Reference : Etude de l'impact d'interventions préventives sur le burnout des médecins en oncologie
Dissertations and theses : Doctoral thesis
Social & behavioral sciences, psychology : Multidisciplinary, general & others
http://hdl.handle.net/2268/133917
Etude de l'impact d'interventions préventives sur le burnout des médecins en oncologie
English
Bragard, Isabelle mailto [Université de Liège - ULg > Département Psychologies et cliniques des systèmes humains > Psychologie de la santé >]
Sep-2008
Université de Liège, ​​Belgique
Docteur en Psychologie
Etienne, Anne-Marie mailto
Hansez, Isabelle mailto
Razavi, Darius
Reynaert, Christine
Spitz, Elisabeth
Boniver, Jacques mailto
[en] stress management ; burnout ; physicians
[fr] gestion du stress ; médecins
[fr] Étude de l’impact d’interventions psychologiques préventives sur le burnout des médecins

Le burnout est défini comme un syndrome psychologique susceptible d’apparaître chez des individus qui travaillent avec d’autres individus, en réponse à des stresseurs émotionnels et interpersonnels présents depuis un certain temps sur le lieu de travail. Différents facteurs individuels (ex. manque d’expérience), communicationnels (ex. manque de formation à la communication, stress de communiquer, faible sentiment d’efficacité personnelle en consultation), et professionnels (ex. exigences de travail élevées) peuvent contribuer au développement du burnout chez les médecins. Les études ayant testés l’efficacité d’interventions psychologiques (ex. gestion du stress, formation à la communication) sur le burnout de médecins sont peu concluantes.

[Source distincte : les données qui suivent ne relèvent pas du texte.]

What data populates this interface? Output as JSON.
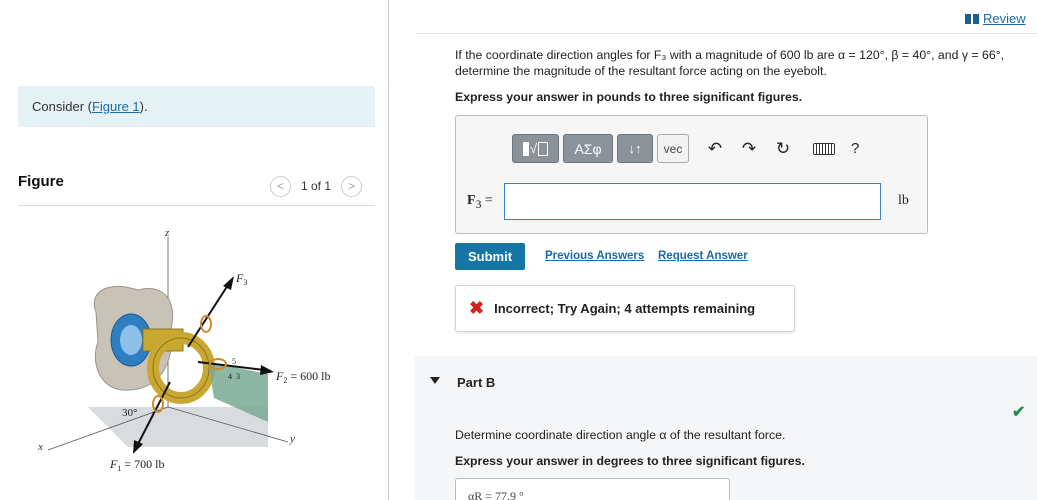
{
  "left": {
    "consider_prefix": "Consider (",
    "consider_link": "Figure 1",
    "consider_suffix": ").",
    "figure_title": "Figure",
    "pager_text": "1 of 1",
    "figure_labels": {
      "z": "z",
      "y": "y",
      "x": "x",
      "f3": "F",
      "f3_sub": "3",
      "f2": "F",
      "f2_sub": "2",
      "f2_value": " = 600 lb",
      "f1": "F",
      "f1_sub": "1",
      "f1_value": " = 700 lb",
      "angle": "30°",
      "tri_5": "5",
      "tri_4": "4",
      "tri_3": "3"
    }
  },
  "header": {
    "review_label": "Review"
  },
  "question": {
    "text": "If the coordinate direction angles for F₃ with a magnitude of 600 lb are α = 120°, β = 40°, and γ = 66°, determine the magnitude of the resultant force acting on the eyebolt.",
    "instruction": "Express your answer in pounds to three significant figures."
  },
  "toolbar": {
    "greek": "ΑΣφ",
    "arrows": "↓↑",
    "vec": "vec",
    "undo": "↶",
    "redo": "↷",
    "reset": "↻",
    "help": "?"
  },
  "answer": {
    "label_var": "F",
    "label_sub": "3",
    "label_eq": " =",
    "value": "",
    "unit": "lb"
  },
  "actions": {
    "submit": "Submit",
    "previous_answers": "Previous Answers",
    "request_answer": "Request Answer"
  },
  "feedback": {
    "icon": "✖",
    "text": "Incorrect; Try Again; 4 attempts remaining"
  },
  "part_b": {
    "title": "Part B",
    "question": "Determine coordinate direction angle α of the resultant force.",
    "instruction": "Express your answer in degrees to three significant figures.",
    "answer_text": "αR =  77.9 °",
    "status_icon": "✔"
  }
}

Ce travail de thèse visait donc à répondre à deux questions: (1) Une formation à la communication permet-elle de réduire le burnout de médecins? (2) Qu’est-ce qui explique le changement ou le non-changement dans le burnout de ces médecins parmi des facteurs prédicteurs individuels, communicationnels et professionnels?

Une première étude contrôlée et randomisée portant sur 62 médecins spécialistes travaillant avec des patients cancéreux a montré qu’une formation à la communication (35 heures) ne permet pas de réduire leur burnout. Deux hypothèses ont été avancées pour expliquer ce non-changement : (1) l’altération de certaines croyances des médecins, construites par des années de pratique sur la façon de communiquer avec les patients, aurait empêché l’effet positif de la formation, (2) l’influence de la charge clinique sur le burnout n’aurait pas été suffisamment prise en compte dans la formation. Une seconde étude a profité des leçons tirées de la première : organiser ces formations au cours des études de médecine, ajouter un module de gestion du stress et tester l’efficacité des formations sur des mesures proximales (stress de communiquer, sentiment d’efficacité personnelle). La seconde étude contrôlée et randomisée portant sur 75 médecins assistants a montré qu’une formation à la communication (30 heures) combinée à une formation à la gestion du stress (10 heures) permet de réduire le stress de communiquer en consultation, d’améliorer le sentiment d’efficacité personnelle à communiquer et à gérer le stress en consultation mais pas de réduire le burnout. Deux hypothèses ont été avancées pour expliquer ce non-changement : (1) un niveau d’anxiété élevée aurait empêché l’effet positif de la formation, et (2) l’influence de la mauvaise qualité de vie au travail sur le burnout n’aurait pas été suffisamment prise en compte dans la formation.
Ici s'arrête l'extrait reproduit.